Procédure devant la cour
Par une requête enregistrée le 30 août 2016, Mme B...C..., représentée par Me Brun, avocate, demande à la cour :
1°) d'annuler ce jugement n° 1303850 du tribunal administratif de Lyon du 29 juin 2016 ;
2°) d'annuler l'arrêté du 12 mars 2013 par lequel le président du conseil général du Rhône a refusé de reconnaître l'imputabilité au service de l'état de santé de MmeC... ;
3°) de condamner le département du Rhône à lui verser une somme de 2 000 euros au titre de l'article L. 761-1 du code de justice administrative.
Elle soutient que :
- l'origine de son état dépressif ayant fait débat, le tribunal ne pouvait juger que la preuve du lien de causalité direct et déterminant avec l'accident du 13 janvier 2000 n'était pas rapportée ;
- la circonstance qu'elle a pu avoir un passé difficile n'exclut pas l'existence d'un lien de causalité entre son état dépressif et cet accident ;
- les rapports fournis démontrent l'existence de ce lien de causalité avec l'accident dont elle a été victime.
Par un mémoire en défense enregistré le 16 mars 2017, le département du Rhône, représenté par Me Romanet-Duteil, avocate, conclut au rejet de la requête.
Il soutient qu'aucun des moyens invoqués par Mme C...n'est fondé.
L'instruction a été close le 15 septembre 2017 à 16 h 30 par ordonnance du 28 août 2017.
Vu les autres pièces du dossier ;
Vu :
- la loi n° 84-53 du 26 janvier 1984 ;
- la loi n° 83-634 du 13 juillet 1983 ;
- le décret n° 87-602 du 30 juillet 1987 ;
- le code des pensions civiles et militaires de retraite ;
- le code général des collectivités territoriales ;
- le code de justice administrative ;
Les parties ayant été régulièrement averties du jour de l'audience ;
Après avoir entendu au cours de l'audience publique :
- le rapport de M. Samuel Deliancourt, premier conseiller,
- les conclusions de M. Marc Clément, rapporteur public,
- et les observations de Me Brun, avocate, pour Mme C...ainsi que celles de Me Romanet-Duteil, avocate, pour le département du Rhône ;
1. Considérant que Mme C...relève appel du jugement du 29 juin 2016 par lequel le tribunal administratif de Lyon a rejeté sa demande tendant à l'annulation de l'arrêté du 12 mars 2013 du président du conseil général du Rhône en tant que celui-ci a, en son article 2, refusé de reconnaître l'imputabilité au service de la pathologie dont elle est atteinte ;
Sur les conclusions à fin d'annulation :
2. Considérant qu'aux termes de l'article 57 de la loi du 26 janvier 1984 susvisée : " Le fonctionnaire en activité a droit : (...) 2° A des congés de maladie dont la durée totale peut atteindre un an pendant une période de douze mois consécutifs en cas de maladie dûment constatée mettant l'intéressé dans l'impossibilité d'exercer ses fonctions.
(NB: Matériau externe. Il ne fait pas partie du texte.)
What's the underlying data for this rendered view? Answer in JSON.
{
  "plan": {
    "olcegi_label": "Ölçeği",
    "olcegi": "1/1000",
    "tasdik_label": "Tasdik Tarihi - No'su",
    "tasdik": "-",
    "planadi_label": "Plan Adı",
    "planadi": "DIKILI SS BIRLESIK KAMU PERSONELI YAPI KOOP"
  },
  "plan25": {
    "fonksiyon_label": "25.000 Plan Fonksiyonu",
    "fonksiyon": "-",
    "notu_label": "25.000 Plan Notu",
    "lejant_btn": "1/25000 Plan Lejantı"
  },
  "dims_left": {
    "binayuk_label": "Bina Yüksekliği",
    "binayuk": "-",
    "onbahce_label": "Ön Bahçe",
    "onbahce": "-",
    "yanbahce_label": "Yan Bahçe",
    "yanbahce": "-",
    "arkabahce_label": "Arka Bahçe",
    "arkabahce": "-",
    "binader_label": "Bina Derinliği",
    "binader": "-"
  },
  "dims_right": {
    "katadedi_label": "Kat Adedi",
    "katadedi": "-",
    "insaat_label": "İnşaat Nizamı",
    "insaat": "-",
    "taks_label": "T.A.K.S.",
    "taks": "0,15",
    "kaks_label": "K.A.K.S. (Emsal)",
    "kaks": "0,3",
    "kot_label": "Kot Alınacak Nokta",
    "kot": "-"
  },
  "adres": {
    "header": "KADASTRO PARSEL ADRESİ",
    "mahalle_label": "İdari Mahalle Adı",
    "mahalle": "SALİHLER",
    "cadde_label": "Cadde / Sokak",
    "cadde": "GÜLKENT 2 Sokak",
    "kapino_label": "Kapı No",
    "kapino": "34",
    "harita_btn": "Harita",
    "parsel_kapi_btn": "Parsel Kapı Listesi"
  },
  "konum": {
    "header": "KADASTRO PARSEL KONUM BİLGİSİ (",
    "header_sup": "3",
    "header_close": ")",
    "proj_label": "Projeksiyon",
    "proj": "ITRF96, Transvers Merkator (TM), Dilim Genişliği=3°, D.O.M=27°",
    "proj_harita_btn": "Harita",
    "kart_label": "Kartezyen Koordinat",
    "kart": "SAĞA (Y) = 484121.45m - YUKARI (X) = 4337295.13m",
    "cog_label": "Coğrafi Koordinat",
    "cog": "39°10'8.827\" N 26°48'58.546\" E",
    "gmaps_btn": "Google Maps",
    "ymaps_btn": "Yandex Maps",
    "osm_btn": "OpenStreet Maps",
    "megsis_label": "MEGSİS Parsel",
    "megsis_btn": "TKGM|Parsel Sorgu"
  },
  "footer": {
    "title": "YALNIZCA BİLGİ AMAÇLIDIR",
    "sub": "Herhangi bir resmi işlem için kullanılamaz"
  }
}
Celui-ci conserve alors l'intégralité de son traitement pendant une durée de trois mois ; (...) Toutefois, si la maladie provient (...) d'un accident survenu dans l'exercice ou à l'occasion de l'exercice de ses fonctions, le fonctionnaire conserve l'intégralité de son traitement jusqu'à ce qu'il soit en état de reprendre son service ou jusqu'à la mise à la retraite. (...) " ; que le droit, prévu par les dispositions précitées, de conserver l'intégralité du traitement est soumis à la condition que la maladie mettant l'intéressé dans l'impossibilité d'accomplir son service soit en lien direct, mais non nécessairement exclusif, avec un accident survenu dans l'exercice ou à l'occasion de ses fonctions ;
3. Considérant que la décision contestée est motivée par la circonstance que "la souffrance psychologique dont Mme B...C...fait état ne résulte pas directement de l'accident de service du 13 janvier 2010, mais résulte de difficultés beaucoup plus générales qui affectent tant sa vie personnelle que professionnelle" ; que, toutefois, il ressort des pièces du dossier, et en particulier du compte-rendu du Dr E...D...en date du 6 mai 2011 et des certificat médicaux du Dr F...A...du 18 août 2011 et du Dr J.P. Galéa du 15 septembre 2011, que MmeC..., agent administratif de 2nde classe, souffre d'un état dépressif qui, s'il ne peut être regardé comme exclusivement imputable au service, présente toutefois un lien suffisamment direct avec l'exercice de ses fonctions dès lors que cet état a été aggravé par les conséquences sur son état physique de l'accident, reconnu imputable au service, dont elle a été victime le 13 janvier 2010 ; que Mme C...est, dans ces conditions, et sans qu'il besoin de recourir à une expertise, fondée à soutenir qu'elle était en droit de prétendre au bénéfice des dispositions précitées de l'article 57 de la loi du 26 janvier 1984 et, par voie de conséquence, que c'est à tort que, par son jugement attaqué, le tribunal administratif de Lyon a rejeté les conclusions de sa demande tendant à l'annulation de l'arrêté du 12 mars 2013 par lequel le président du conseil général du Rhône a refusé de reconnaître l'imputabilité au service de sa maladie ;
4. Considérant qu'il y a lieu, dans les circonstances de l'espèce, de mettre à la charge du département du Rhône la somme demandée de 1 500 euros en application des dispositions de l'article L. 761-1 du code de justice administrative ;
DECIDE :
Article 1er : Le jugement n° 1303850 du tribunal administratif de Lyon du 29 juin 2016 est annulé.
Article 2 : L'arrêté du 12 mars 2013 par lequel le président du conseil général du Rhône a refusé de reconnaître l'imputabilité de l'accident survenu le 13 janvier 2010 est annulé.
Article 3 : Le département du Rhône est condamné à verser à Mme C...une somme de 1 500 euros au titre des dispositions de l'article L. 761-1 du code de justice administrative.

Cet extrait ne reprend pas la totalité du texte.